Banyak hal yang orang-orang pilih ketika ingin menyalurkan amarahnya. Misalnya bercerita pada teman, menulis kekesalan yang dialami, memutar musik dengan volume kencang, dan hal-hal lainnya. Namun di antara yang telah disebutkan, justru saya memilih hal lain : jalan kaki sendirian.
Ketika berjalan kaki sendirian, saya bebas berbicara apapun. Di situlah saat-saat saya menumpahkan kekesalan atas apa yang terjadi sebelumnya. Tapi tentu, saya berbicara ketika tidak berpapasan orang lain dalam jarak dekat. Dan yang lebih penting, dilengkapi masker yang dapat menutupi gerakan mulut saat berbicara.
Perbincangan dengan diri sendiri di tengah perjalanan setidaknya membuat amarah saya mereda. Karena kekesalan beserta uneg-unegnya dapat tersalurkan meski sang pendengar itu adalah diri sendiri. Jika alam bisa mendengar, mungkin mereka juga turut mendengar keluh saya.
Usai menyalurkan amarah, terkadang penerimaan muncul begitu saja. Lalu pikiran saya berkata, "Sudahlah. Ini adalah kisah di hari ini. Tertawakan saja." Lantas saya tertawa tanpa ada orang lain yang menyadarinya.

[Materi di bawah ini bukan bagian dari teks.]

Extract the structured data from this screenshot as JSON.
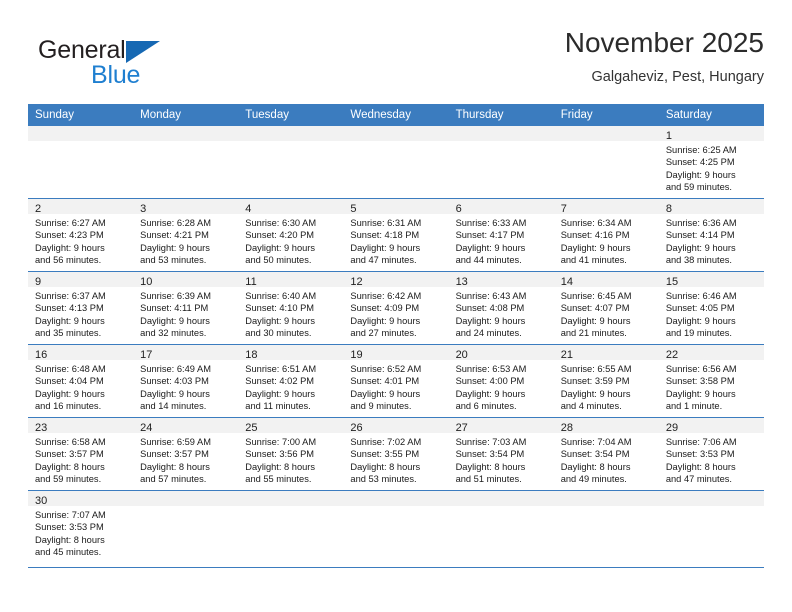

Lama-kelamaan, emosi mereda dan membuat sedikit lebih tenang. Dan saat sampai tujuan, tidak ada lagi manusia yang dijadikan pelampiasan. Meski tak dapat dimungkiri, rasa lelah pasti akan menghampiri.
Ini adalah salah satu cara saya untuk menyalurkan amarah ketika baru saja mengalami suatu kejadian menjengkelkan. Dan barangkali, ini adalah cara yang lebih 'ramah di kantong' daripada harus pergi ke supermarket yang ujung-ujungnya harus merogoh uang.